When I was a child I used to think that being a matatu tout/driver would be one of the coolest (and probably best paying) jobs on earth. I thought that the whole rugged clothes thing was but a ploy to keep the rest of us from being pulled into this very glamorous career. So for the better part of my childhood life I studied them I tried to walk like them, talk like them and even be like them. So what got me hooked onto this profession? Communication. I thought you had to be highly trained to be able to communicate by virtue of taps on a door and two second glances. Their mode of communication just looked highly skilled. I mean, how would the driver know exactly when to stop and when to go? How was it that the tout was never left behind and even when he seemingly was he managed to catch up to us (I mean in theory a car should be much faster than one on foot right?)
It got so bad that I began to ask around about the school for makangas (touts) or something and, to my great disappointment, I was told there was none. Hence I edited my theory and decided that the paring for driver and tout was so complex that only the perfect pair could be picked and even after that rigorous training had to be undergone. One tap for go, two for stop, a left sided glance for cops ahead and much more of their secret code I managed to decipher. See, secrets have always fascinated me. I like to unravel the mystery, to entrench myself so deep into the enigma that it falls apart under my superior wit.

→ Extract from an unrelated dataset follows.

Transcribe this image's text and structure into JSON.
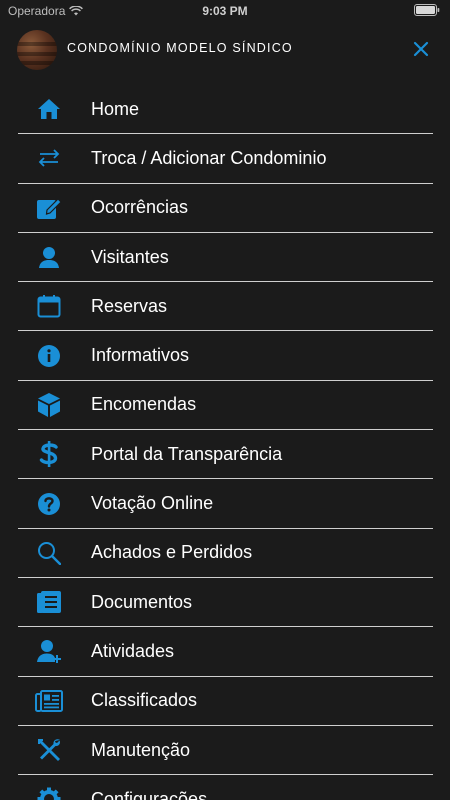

Enigma entreats me and due to this I end up being one of the people who don’t fancy
Acheim’s Razor. To people like me that doesn’t make sense if the simplest answer is the best one then why is it a problem? How can it be that the answer lies within the question itself? It just can’t be that easy. Or can it? We seem to spend our lives looking for answers to questions that don’t even need to be asked. To questions that make no sense to begin with. Maybe it is time we let go of the mystery and just took life for what it is: Simple.